- Born: Hartney J. Arthur 29 December 1917 Hobart, Tasmania
- Died: 24 March 2004 (aged 86) Bethel, Connecticut
- Occupations: Actor, Writer Director

= Hartney Arthur =

Australian actor, writer and film director

Hartney J. Arthur (29 December 1917 – 24 March 2004) was an Australian actor, writer and film director, who worked in stage, radio and film.

==Biography==
He was born in Hobart Tasmania, and appeared as a convict boy in For the Term of his Natural Life (1927). He went into work in Sydney radio and theater as a writer, director and actor, and toured New Zealand in the title role of Charley's Aunt. He later directed Peter Finch in Red Sky at Morning (1944) and managed a chain of theaters in New South Wales.

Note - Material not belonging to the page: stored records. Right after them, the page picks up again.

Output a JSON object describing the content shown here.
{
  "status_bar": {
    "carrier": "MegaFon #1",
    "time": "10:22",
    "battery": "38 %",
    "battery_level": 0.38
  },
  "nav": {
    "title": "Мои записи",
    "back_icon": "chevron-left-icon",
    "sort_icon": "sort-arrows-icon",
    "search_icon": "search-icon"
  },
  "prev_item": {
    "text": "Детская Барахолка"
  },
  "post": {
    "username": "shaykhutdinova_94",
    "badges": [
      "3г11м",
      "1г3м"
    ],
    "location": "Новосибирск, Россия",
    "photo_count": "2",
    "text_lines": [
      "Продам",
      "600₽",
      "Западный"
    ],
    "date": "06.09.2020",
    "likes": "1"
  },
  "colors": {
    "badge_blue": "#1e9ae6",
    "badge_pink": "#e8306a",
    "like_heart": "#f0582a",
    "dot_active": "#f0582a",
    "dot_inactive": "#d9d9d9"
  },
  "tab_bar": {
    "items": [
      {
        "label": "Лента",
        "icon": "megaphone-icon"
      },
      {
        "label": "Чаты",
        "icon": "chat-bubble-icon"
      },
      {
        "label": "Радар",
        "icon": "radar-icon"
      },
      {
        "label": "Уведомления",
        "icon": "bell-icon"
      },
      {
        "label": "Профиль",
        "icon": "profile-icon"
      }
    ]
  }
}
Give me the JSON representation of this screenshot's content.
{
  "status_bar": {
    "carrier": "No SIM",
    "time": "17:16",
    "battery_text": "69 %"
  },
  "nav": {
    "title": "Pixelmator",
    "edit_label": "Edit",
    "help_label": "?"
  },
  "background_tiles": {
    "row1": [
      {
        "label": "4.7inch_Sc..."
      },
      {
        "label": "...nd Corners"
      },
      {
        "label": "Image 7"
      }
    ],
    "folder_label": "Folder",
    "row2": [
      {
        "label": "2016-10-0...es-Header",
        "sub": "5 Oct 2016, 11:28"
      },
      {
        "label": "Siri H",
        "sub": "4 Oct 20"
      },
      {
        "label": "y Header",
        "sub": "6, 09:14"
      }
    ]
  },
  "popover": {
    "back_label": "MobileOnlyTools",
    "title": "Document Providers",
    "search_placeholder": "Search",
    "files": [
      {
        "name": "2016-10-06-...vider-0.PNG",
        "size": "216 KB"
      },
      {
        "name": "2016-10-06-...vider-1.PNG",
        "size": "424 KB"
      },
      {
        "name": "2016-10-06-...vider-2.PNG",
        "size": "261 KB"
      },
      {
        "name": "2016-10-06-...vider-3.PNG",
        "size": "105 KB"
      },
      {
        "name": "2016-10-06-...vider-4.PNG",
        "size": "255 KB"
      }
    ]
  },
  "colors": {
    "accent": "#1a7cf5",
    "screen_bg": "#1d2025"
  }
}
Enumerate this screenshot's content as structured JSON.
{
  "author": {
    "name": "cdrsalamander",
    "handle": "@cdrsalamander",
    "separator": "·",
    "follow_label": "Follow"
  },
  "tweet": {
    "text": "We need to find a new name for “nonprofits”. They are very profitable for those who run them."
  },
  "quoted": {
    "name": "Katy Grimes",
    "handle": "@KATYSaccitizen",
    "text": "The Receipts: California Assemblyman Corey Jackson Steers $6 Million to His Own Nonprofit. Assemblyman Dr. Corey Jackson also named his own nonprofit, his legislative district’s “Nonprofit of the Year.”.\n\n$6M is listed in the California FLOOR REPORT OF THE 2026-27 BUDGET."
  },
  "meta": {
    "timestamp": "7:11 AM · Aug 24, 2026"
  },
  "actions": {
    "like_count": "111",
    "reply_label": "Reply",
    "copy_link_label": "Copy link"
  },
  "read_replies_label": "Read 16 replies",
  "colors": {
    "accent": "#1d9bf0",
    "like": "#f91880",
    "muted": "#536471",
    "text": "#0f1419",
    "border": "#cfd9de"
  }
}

In 1949 he moved to the U.S. and worked for the Australian Information Bureau and as a theater and film agent. He died in Bethel, Connecticut on 24 March 2004, aged 86.

==Select Credits==
- For the Term of His Natural Life (1927) – film – actor
- Roundabout (1937) – play – actor
- Private Lives by Noël Coward (1939) – play – actor
- A Yank in Australia (1942) – film – actor
- Red Sky at Morning (1944) – film – writer, director
- Flicka Daze – book
- West Side Story (1960) – director of Australian production Hartney is a distant relative of Australian movie producer Phillip Avalon.